Когда-то я любил смотреть на солнце закрытыми глазами: сквозь живую плавящуюся красноту век. Сесть где-либо, или вот так стоять, или идти тихонько против солнца и смотреть на солнце, окрашенное моей живой кровью и, точно от моей крови, теплое.
Теперь мои веки черные, и лишь искры боли проносятся по черному, всегда горячему небу…
Считающий печные трубы звук Хатынских колоколов уже за спиной у нас, мы уходим, а он остается, но снова догоняет, дробится, спрашивает: «Так-вы-по-ня-ли?.. Так-ли-вы-по-ня-ли?.. Вы-по-ня-ли?.. По-ня-ли?..»

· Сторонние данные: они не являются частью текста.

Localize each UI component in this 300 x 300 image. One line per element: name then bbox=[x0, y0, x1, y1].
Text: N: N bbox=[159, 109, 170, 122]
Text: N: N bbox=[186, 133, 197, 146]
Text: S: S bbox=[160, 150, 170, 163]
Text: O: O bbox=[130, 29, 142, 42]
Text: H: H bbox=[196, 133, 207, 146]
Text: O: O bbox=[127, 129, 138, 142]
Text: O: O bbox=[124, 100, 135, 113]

Три шага — и ступенька. Три шага — и мы на ступеньку удалились. Я уже опустил палку, она звякает о плиты непривычно громко, нужно время, чтобы снова звук этот стал обыкновенным. Всего лишь стук металлической палки о камень. Я куда-то иду, и ничего больше…
Но есть ли теперь в мире что-либо, о чем можно сказать: и ничего больше?
Звук позади делается слабее, а моя палка, наши шаги, голоса идущих — громче, привычнее.
— Ну, дальше поехали? — молодой голос, нашего шофера.
1965, 1968–1971
Примечания
1
Брестская область, Малоритский район.
2
ЦГАОР СССР, ф.7021, оп.148 ед. хр. 1, л. 225–227.
3
Малоритский район.
4
Малоритский район.
5
Малпа — обезьяна (бел.).
6
Буяки — голубика (бел.).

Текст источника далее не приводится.